Germany: Transfer Of Business By Takeover Of Personnel?

Last Updated: 31 December 2012
Article by Dr. Markus Kappenhagen

In the classic example of a transfer of business, the acquirer takes over the essential operating assets from the previous owner of the business, and the corresponding employees consequently pass to the acquirer. Essentially, the economic unit and its identity are taken over by the new entity.

However, German labor courts have decided in multiple cases that merely employing the main staff of a business— or even taking over only the "highly qualified" employees (the "critical mass")—may constitute a transfer of business. This means that a company which solicits only the key employees of a competitor may be compelled to "receive" employees to whom no offer was submitted but who successfully argued that a transfer of business had taken place.

Recent Judgments of the German Federal Labor Court (Bundesarbeitsg ericht ; BAG)

The takeover of personnel therefore ranks as high as other possible criteria when determining whether a transfer of business has taken place. In industries in which the essential factor is manpower, a group of employees working together who share a common purpose, such as the production of automobile components or the provision of financial services, can constitute an economic unit. This economic unit preserves its identity if the acquirer continues the respective activity and takes over those personnel who are essential according to number and expertise, i.e., the main staff. The individual structure of the business will determine how many employees, and which ones, may be taken over without necessitating the takeover of the entire staff.

On the assumption that employees in jobs requiring fewer qualifications are more easily exchangeable and that such employees are less "characteristic" of the business than their more highly qualified co-workers (who are less easily exchangeable), the BAG established the principle that the lower their qualifications are, the higher the portion of assumed employees must be in order for a transfer of business to occur. This means that the takeover of a small number of employees may also work in favor of a transfer of business (in addition to other criteria) if their jobs require high qualifications and involve expert knowledge.

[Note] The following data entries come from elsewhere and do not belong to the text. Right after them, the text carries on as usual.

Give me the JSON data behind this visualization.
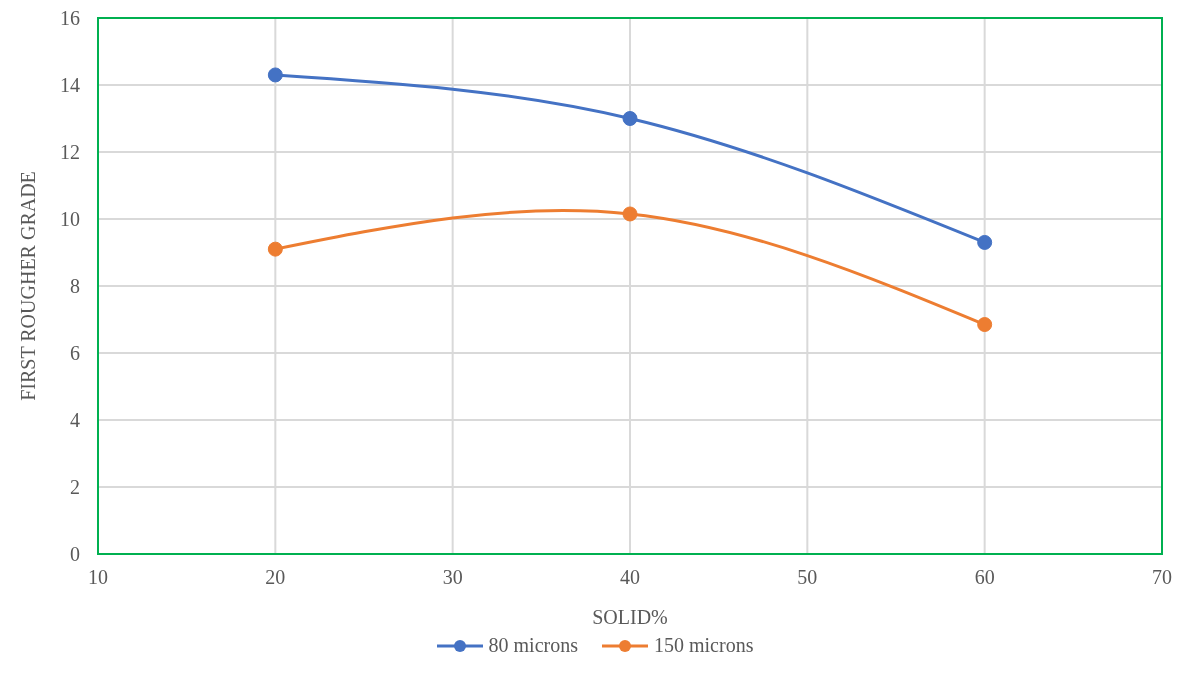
{
  "chart_data": {
    "type": "line",
    "xlabel": "SOLID%",
    "ylabel": "FIRST ROUGHER  GRADE",
    "x": [
      20,
      40,
      60
    ],
    "series": [
      {
        "name": "80 microns",
        "color": "#4472c4",
        "values": [
          14.3,
          13.0,
          9.3
        ]
      },
      {
        "name": "150 microns",
        "color": "#ed7d31",
        "values": [
          9.1,
          10.15,
          6.85
        ]
      }
    ],
    "xlim": [
      10,
      70
    ],
    "xticks": [
      10,
      20,
      30,
      40,
      50,
      60,
      70
    ],
    "ylim": [
      0,
      16
    ],
    "yticks": [
      0,
      2,
      4,
      6,
      8,
      10,
      12,
      14,
      16
    ],
    "grid": true,
    "legend": "bottom",
    "marker": "circle",
    "line_style": "solid"
  }
}
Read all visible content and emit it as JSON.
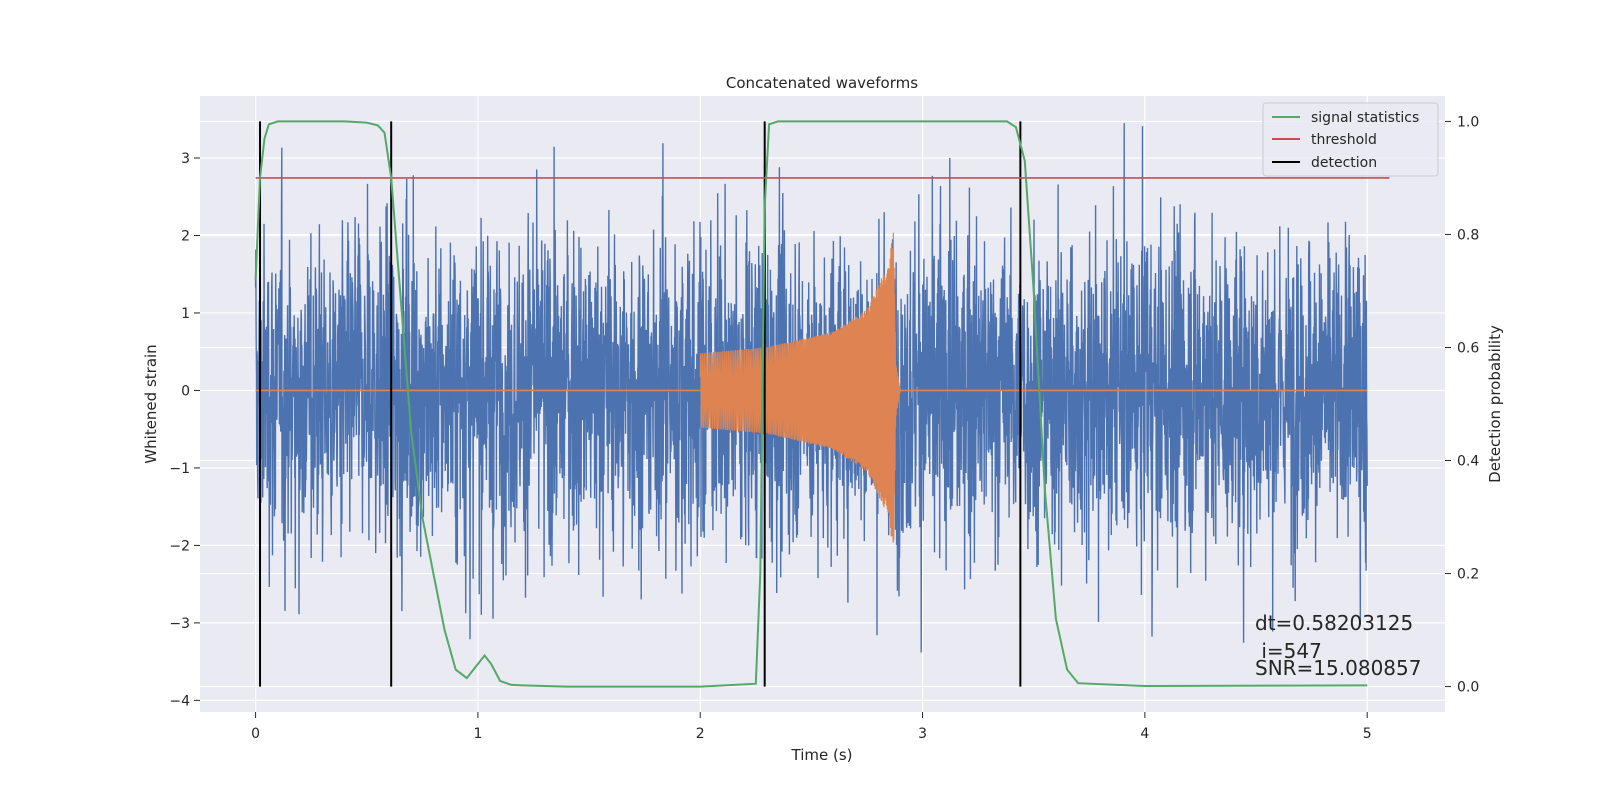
{
  "chart_data": {
    "type": "line",
    "title": "Concatenated waveforms",
    "xlabel": "Time (s)",
    "ylabel_left": "Whitened strain",
    "ylabel_right": "Detection probability",
    "xlim": [
      -0.25,
      5.35
    ],
    "ylim_left": [
      -4.15,
      3.8
    ],
    "ylim_right": [
      -0.045,
      1.045
    ],
    "x_ticks": [
      0,
      1,
      2,
      3,
      4,
      5
    ],
    "y_ticks_left": [
      -4,
      -3,
      -2,
      -1,
      0,
      1,
      2,
      3
    ],
    "y_ticks_right": [
      0.0,
      0.2,
      0.4,
      0.6,
      0.8,
      1.0
    ],
    "grid": true,
    "legend_position": "top-right",
    "series": [
      {
        "name": "",
        "kind": "noise",
        "color": "#4c72b0",
        "x_range": [
          0,
          5
        ],
        "typical_amplitude": 2.0,
        "peak_max": 3.45,
        "peak_min": -3.75
      },
      {
        "name": "",
        "kind": "chirp",
        "color": "#dd8452",
        "x_range": [
          2.0,
          2.9
        ],
        "envelope": [
          {
            "t": 2.0,
            "a": 0.48
          },
          {
            "t": 2.3,
            "a": 0.56
          },
          {
            "t": 2.6,
            "a": 0.76
          },
          {
            "t": 2.75,
            "a": 1.05
          },
          {
            "t": 2.84,
            "a": 1.6
          },
          {
            "t": 2.87,
            "a": 2.05
          },
          {
            "t": 2.88,
            "a": 0.35
          },
          {
            "t": 2.9,
            "a": 0.0
          }
        ]
      },
      {
        "name": "signal statistics",
        "color": "#55a868",
        "x": [
          0.0,
          0.02,
          0.04,
          0.06,
          0.1,
          0.2,
          0.4,
          0.5,
          0.55,
          0.58,
          0.61,
          0.65,
          0.7,
          0.75,
          0.8,
          0.85,
          0.9,
          0.95,
          1.0,
          1.03,
          1.06,
          1.1,
          1.15,
          1.2,
          1.4,
          2.0,
          2.25,
          2.27,
          2.29,
          2.31,
          2.35,
          2.5,
          3.0,
          3.38,
          3.42,
          3.46,
          3.5,
          3.55,
          3.6,
          3.65,
          3.7,
          4.0,
          5.0
        ],
        "y": [
          0.72,
          0.9,
          0.97,
          0.995,
          1.0,
          1.0,
          1.0,
          0.998,
          0.993,
          0.98,
          0.9,
          0.7,
          0.45,
          0.3,
          0.2,
          0.1,
          0.03,
          0.015,
          0.04,
          0.055,
          0.04,
          0.01,
          0.003,
          0.002,
          0.0,
          0.0,
          0.005,
          0.2,
          0.85,
          0.995,
          1.0,
          1.0,
          1.0,
          1.0,
          0.99,
          0.93,
          0.7,
          0.35,
          0.12,
          0.03,
          0.006,
          0.001,
          0.002
        ]
      },
      {
        "name": "threshold",
        "color": "#c44e52",
        "x": [
          0.0,
          5.1
        ],
        "y": [
          0.9,
          0.9
        ]
      },
      {
        "name": "detection",
        "color": "#000000",
        "x": [
          0.02,
          0.61,
          2.29,
          3.44
        ],
        "y_range": [
          0.0,
          1.0
        ]
      }
    ],
    "annotations": {
      "dt": "dt=0.58203125",
      "i": " i=547",
      "snr": "SNR=15.080857"
    }
  }
}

Court rulings have shown a lack of uniformity when determining how many employees must be taken over for a transfer of business to occur, mainly because of the need to focus on the individual circumstances and to conduct an overall assessment. However, it may be stated that in the case of jobs which do not require highly qualified employees, the BAG requires nearly complete takeover of the staff; taking over 75 percent of the former employees, for example, will not suffice. The German regional labor courts, on the other hand, have at times assessed this quite differently, occasionally considering a smaller number of employees sufficient for a transfer of business. And in businesses characterized by working equipment, a transfer of business can occur without the takeover of personnel if the essential equipment is taken over.

The principles of the two latest BAG decisions may be summarized as follows:

  1. BAG, judgment dated December 15, 2011 – 8 AZR 197/11 (Guarding and Protection Business ):

    • Mere succession in order or function does not constitute a transfer of business. (Here, the replacement of one security company with another was not deemed a transfer of business, since only the function of providing security was taken over, not the personnel.)
    • Another assumption is to be made if essential working equipment is taken over.
    • The takeover of the main staff also may work in favor of a transfer of business, since security-service companies are businesses with "little working equipment."
    • A quantitative and qualitative assessment is required.
    • In the case of businesses that use primarily less qualified employees, a larger percentage of employees may be taken over without triggering a transfer of business (example: for cleaning services, up to 60 percent of the old staff may be taken over; for security, up to 61 percent; and for collection and delivery services, up to 75 percent).
    • In the current case, the "acquirer" took over only 57 percent of the security guards working on the property, so the BAG denied a transfer of business. In addition, the acquirer had not taken over any of the people responsible for the property (supervisors), whose takeover the BAG would probably have considered essential for a transfer of business (because such employees "characterize the business's identity in terms of quality").

  2. BAG, judgment dated June 21, 2012 – 8 AZR 181/1 1 (IT-Services Company)

    • IT-services businesses are characterized by the expert knowledge and qualifications of their employees.
    • Because the employees of such a company are assumed to have a high level of qualification, the takeover of "far more than half" of these employees (here, 57.5 percent) is sufficient to assume preservation of the company's identity and thus a transfer of business.
    • Taking over the inventory, the customer base, and the service maintenance contracts and hiring the managing director and the executives would constitute a transfer of business.
    • A transfer of business is not affected by whether the acquirer newly establishes its own marketing and distribution structures and henceforth has a direct contractual relationship with end customers. Taking over the PCs, the telephone system, and all office rooms, as well as the company name, is also nondecisive, as is performing some company services from different rooms.

The content of this article is intended to provide a general guide to the subject matter. Specialist advice should be sought about your specific circumstances.